Versado en las descripciones griegas de los sentimientos humanos, sabía que todos coincidían en describir como pasajero a este fenómeno del cuerpo-que-se-retuerce. Pero él no dejaba de convulsionar. Pensó entonces que era lógico: si su yo-dormido había visto ese rayo magnífico del mundo onírico, era deber del yo-despierto escuchar el trueno, puesto que la naturaleza demanda equilibrios. Precisamente, despertar antes de oír el estruendo rompió involuntariamente un equilibrio. Horacio se convirtió así en una intersección entre dos mundos, el de los sueños y el de la vigilia.
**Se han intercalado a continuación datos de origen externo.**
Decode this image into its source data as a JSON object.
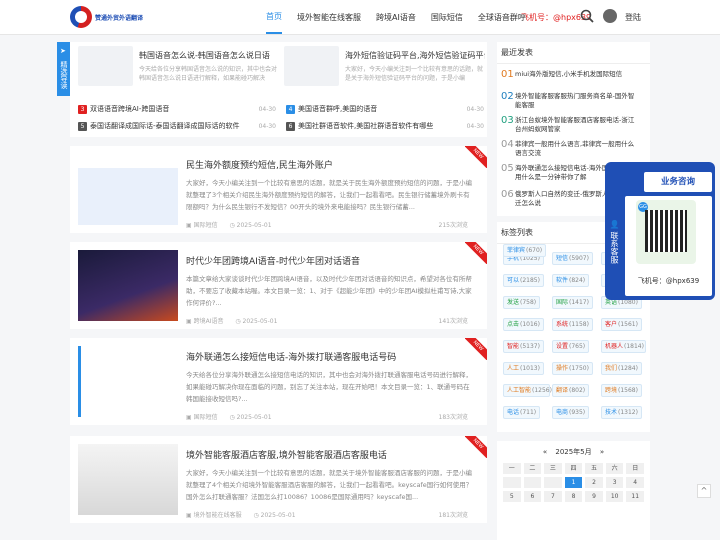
{
  "header": {
    "logo_text": "赞通外贸外语翻译",
    "nav": [
      "首页",
      "境外智能在线客服",
      "跨境AI语音",
      "国际短信",
      "全球语音群呼"
    ],
    "phone": "飞机号：@hpx639",
    "login": "登陆"
  },
  "side_tab": {
    "label": "精选导读"
  },
  "top_cards": [
    {
      "title": "韩国语音怎么说-韩国语音怎么说日语",
      "desc": "今天给各位分享韩国语音怎么说的知识，其中也会对韩国语音怎么说日语进行解释，如果能碰巧解决"
    },
    {
      "title": "海外短信验证码平台,海外短信验证码平台",
      "desc": "大家好，今天小编关注到一个比较有意思的话题，就是关于海外短信验证码平台的问题，于是小编"
    }
  ],
  "mini_list": [
    {
      "num": "3",
      "title": "双语语音跨境AI-跨国语音",
      "date": "04-30",
      "color": "#e02020"
    },
    {
      "num": "4",
      "title": "美国语音群呼,美国的语音",
      "date": "04-30",
      "color": "#2a8ee6"
    },
    {
      "num": "5",
      "title": "泰国话翻译成国际话-泰国话翻译成国际话的软件",
      "date": "04-30",
      "color": "#555555"
    },
    {
      "num": "6",
      "title": "美国社群语音软件,美国社群语音软件有哪些",
      "date": "04-30",
      "color": "#555555"
    }
  ],
  "articles": [
    {
      "title": "民生海外额度预约短信,民生海外账户",
      "desc": "大家好，今天小编关注到一个比较有意思的话题，就是关于民生海外额度预约短信的问题，于是小编就整理了3个相关介绍民生海外额度预约短信的解答，让我们一起看看吧。民生银行储蓄境外刷卡有限额吗？为什么民生银行不发短信？00开头的境外来电能接吗？民生银行储蓄...",
      "category": "国际短信",
      "date": "2025-05-01",
      "views": "215次浏览",
      "badge": "NEW"
    },
    {
      "title": "时代少年团跨境AI语音-时代少年团对话语音",
      "desc": "本篇文章给大家谈谈时代少年团跨境AI语音，以及时代少年团对话语音的知识点，希望对各位有所帮助，不要忘了收藏本站喔。本文目录一览：1、对于《超能少年团》中的少年团AI模拟杜甫写诗,大家作何评价?...",
      "category": "跨境AI语音",
      "date": "2025-05-01",
      "views": "141次浏览",
      "badge": "NEW"
    },
    {
      "title": "海外联通怎么接短信电话-海外拨打联通客服电话号码",
      "desc": "今天给各位分享海外联通怎么接短信电话的知识，其中也会对海外拨打联通客服电话号码进行解释，如果能碰巧解决你现在面临的问题，别忘了关注本站，现在开始吧！本文目录一览：1、联通号码在韩国能接收短信吗?...",
      "category": "国际短信",
      "date": "2025-05-01",
      "views": "183次浏览",
      "badge": "NEW"
    },
    {
      "title": "境外智能客服酒店客服,境外智能客服酒店客服电话",
      "desc": "大家好，今天小编关注到一个比较有意思的话题，就是关于境外智能客服酒店客服的问题，于是小编就整理了4个相关介绍境外智能客服酒店客服的解答，让我们一起看看吧。keyscafe国行如何使用？国外怎么打联通客服？法国怎么打10086？10086是国际通用吗？keyscafe国...",
      "category": "境外智能在线客服",
      "date": "2025-05-01",
      "views": "181次浏览",
      "badge": "NEW"
    }
  ],
  "recent": {
    "title": "最近发表",
    "items": [
      {
        "num": "01",
        "title": "miui海外版短信,小米手机发国际短信",
        "color": "#e07a20"
      },
      {
        "num": "02",
        "title": "境外智能客服客服热门服务商名单-国外智能客服",
        "color": "#1f7fbf"
      },
      {
        "num": "03",
        "title": "浙江台蚁境外智能客服酒店客服电话-浙江台州蚂蚁网管家",
        "color": "#1f9f7f"
      },
      {
        "num": "04",
        "title": "菲律宾一般用什么语言,菲律宾一般用什么语言交流",
        "color": "#999999"
      },
      {
        "num": "05",
        "title": "海外联通怎么接短信电话-海外国际拨打公用什么是一分钟带你了解",
        "color": "#999999"
      },
      {
        "num": "06",
        "title": "俄罗斯人口自然的变迁-俄罗斯人口自然变迁怎么说",
        "color": "#999999"
      }
    ]
  },
  "tags": {
    "title": "标签列表",
    "items": [
      {
        "label": "手机",
        "count": "(1025)",
        "color": "#2a8ee6"
      },
      {
        "label": "短信",
        "count": "(5907)",
        "color": "#2a8ee6"
      },
      {
        "label": "语音",
        "count": "(5646)",
        "color": "#2a8ee6"
      },
      {
        "label": "可以",
        "count": "(2185)",
        "color": "#2a8ee6"
      },
      {
        "label": "软件",
        "count": "(824)",
        "color": "#2a8ee6"
      },
      {
        "label": "语音",
        "count": "(5)",
        "color": "#2a8ee6"
      },
      {
        "label": "发送",
        "count": "(758)",
        "color": "#1f9f3f"
      },
      {
        "label": "国际",
        "count": "(1417)",
        "color": "#1f9f3f"
      },
      {
        "label": "英语",
        "count": "(1080)",
        "color": "#1f9f3f"
      },
      {
        "label": "点击",
        "count": "(1016)",
        "color": "#1f9f3f"
      },
      {
        "label": "系统",
        "count": "(1158)",
        "color": "#e02020"
      },
      {
        "label": "客户",
        "count": "(1561)",
        "color": "#e02020"
      },
      {
        "label": "智能",
        "count": "(5137)",
        "color": "#e02020"
      },
      {
        "label": "设置",
        "count": "(765)",
        "color": "#e02020"
      },
      {
        "label": "机器人",
        "count": "(1814)",
        "color": "#e02020"
      },
      {
        "label": "人工",
        "count": "(1013)",
        "color": "#e07a20"
      },
      {
        "label": "操作",
        "count": "(1750)",
        "color": "#e07a20"
      },
      {
        "label": "我们",
        "count": "(1284)",
        "color": "#e07a20"
      },
      {
        "label": "人工智能",
        "count": "(1256)",
        "color": "#e07a20"
      },
      {
        "label": "翻译",
        "count": "(802)",
        "color": "#e07a20"
      },
      {
        "label": "跨境",
        "count": "(1568)",
        "color": "#e07a20"
      },
      {
        "label": "电话",
        "count": "(711)",
        "color": "#2a8ee6"
      },
      {
        "label": "电商",
        "count": "(935)",
        "color": "#2a8ee6"
      },
      {
        "label": "技术",
        "count": "(1312)",
        "color": "#2a8ee6"
      },
      {
        "label": "菲律宾",
        "count": "(670)",
        "color": "#2a8ee6"
      }
    ]
  },
  "calendar": {
    "title": "2025年5月",
    "prev": "«",
    "next": "»",
    "weekdays": [
      "一",
      "二",
      "三",
      "四",
      "五",
      "六",
      "日"
    ],
    "days": [
      "",
      "",
      "",
      "1",
      "2",
      "3",
      "4",
      "5",
      "6",
      "7",
      "8",
      "9",
      "10",
      "11"
    ],
    "today": "1"
  },
  "float_panel": {
    "side_label": "联系客服",
    "head": "业务咨询",
    "qr_badge": "GG",
    "phone": "飞机号：@hpx639"
  },
  "scroll_top": "^"
}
En esa intersección -es decir, en él mismo- residía el instinto de un trueno perpetuo que se negaba a abandonarlo y que se manifestaba en forma de convulsión.
Pronto comprendió la tragedia: había soñado un relámpago sin sentido profundo. No era metáfora del amor, la amistad ni otro sentimiento elevado. Era simplemente un rayo sordo que caía sobre una pampa yerma. Casi como venganza ante la ruptura del equilibrio, el trueno llegó acaso Horacianamente. Y en tanto intersección, Horacio debía ejercer de cirujano del trueno e intentar reconstruir un rayo que no era más que un rayo, en un esfuerzo vano por liberarse de este encadenamiento.
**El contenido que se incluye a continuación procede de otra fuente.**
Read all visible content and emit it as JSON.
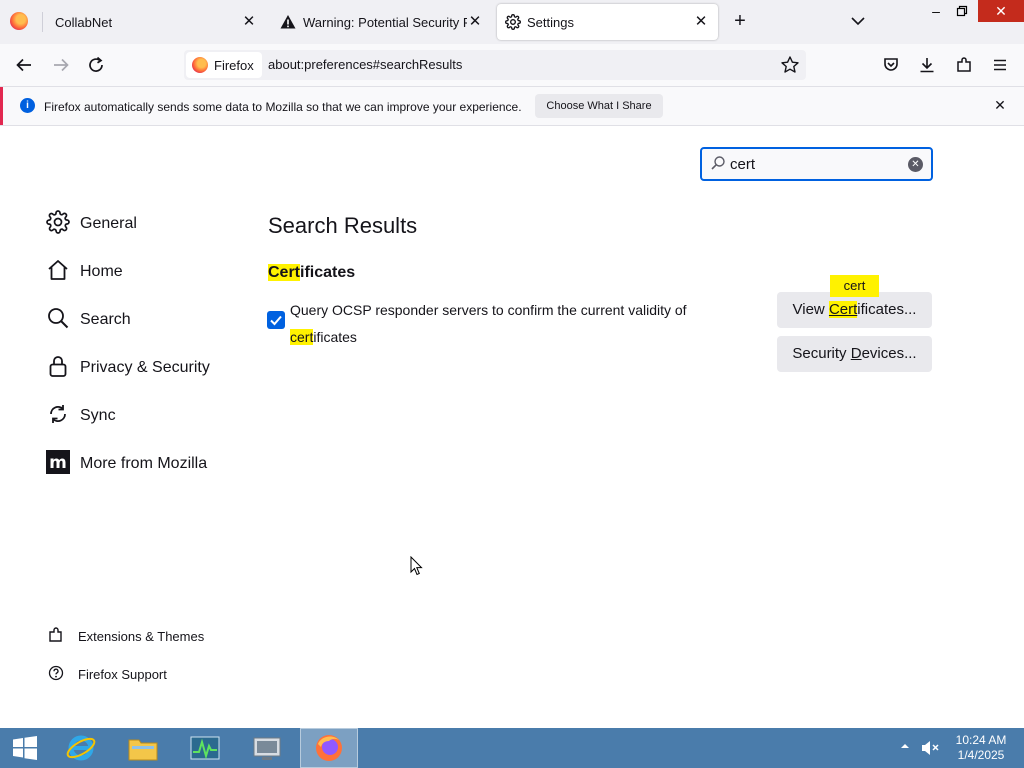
{
  "browser": {
    "tabs": [
      {
        "label": "CollabNet",
        "icon": "firefox-logo-icon"
      },
      {
        "label": "Warning: Potential Security Risk",
        "icon": "warning-icon"
      },
      {
        "label": "Settings",
        "icon": "gear-icon",
        "active": true
      }
    ],
    "identity_label": "Firefox",
    "url": "about:preferences#searchResults"
  },
  "notification": {
    "message": "Firefox automatically sends some data to Mozilla so that we can improve your experience.",
    "action_label": "Choose What I Share"
  },
  "settings": {
    "search_value": "cert",
    "categories": [
      {
        "label": "General",
        "icon": "gear-icon"
      },
      {
        "label": "Home",
        "icon": "home-icon"
      },
      {
        "label": "Search",
        "icon": "search-icon"
      },
      {
        "label": "Privacy & Security",
        "icon": "lock-icon"
      },
      {
        "label": "Sync",
        "icon": "sync-icon"
      },
      {
        "label": "More from Mozilla",
        "icon": "mozilla-icon"
      }
    ],
    "footer_links": [
      {
        "label": "Extensions & Themes",
        "icon": "puzzle-icon"
      },
      {
        "label": "Firefox Support",
        "icon": "help-icon"
      }
    ],
    "results_title": "Search Results",
    "certificates": {
      "heading_match": "Cert",
      "heading_rest": "ificates",
      "ocsp_checked": true,
      "ocsp_text_before": "Query OCSP responder servers to confirm the current validity of ",
      "ocsp_text_match": "cert",
      "ocsp_text_after": "ificates",
      "view_button": {
        "before": "View ",
        "match": "Cert",
        "after": "ificates..."
      },
      "devices_button": {
        "before": "Security ",
        "underline": "D",
        "after": "evices..."
      },
      "match_tooltip": "cert"
    }
  },
  "taskbar": {
    "apps": [
      "internet-explorer-icon",
      "file-explorer-icon",
      "task-manager-icon",
      "server-manager-icon",
      "firefox-icon"
    ],
    "time": "10:24 AM",
    "date": "1/4/2025"
  },
  "colors": {
    "highlight": "#fff200",
    "accent": "#0061e0",
    "taskbar": "#4a7cab",
    "close_button": "#c42b1c"
  }
}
Horacio y su tarea cayeron pronto en el olvido. No obstante, su infructuoso intento de diseccionar aquel anodino relámpago contenía el germen de un cambio paradigmático: negando toda posibilidad de interpretación metafísica del fenómeno, fue él quien sentó las bases del positivismo y del empirismo moderno. Antes de Homero, era Horacio librando una batalla frente a inefables bestias en un océano de soledad.
Siglos después, el escritor ecuatoriano Pablo Palacio, profundamente influenciado por el caso de Horacio, escribiría aterrorizado sobre una fatalidad hasta entonces pasada por alto: «¿Pero si después de muerta, mi alma va a ser así como mi cuerpo…? ¡Cómo quisiera no morir!». De ser esto una posibilidad, pensaba Palacio estremecido, privado incluso de la quietud de la muerte, el alma de Horacio vagaría eternamente agonizante, arrastrando en su errancia su cadáver como mortaja.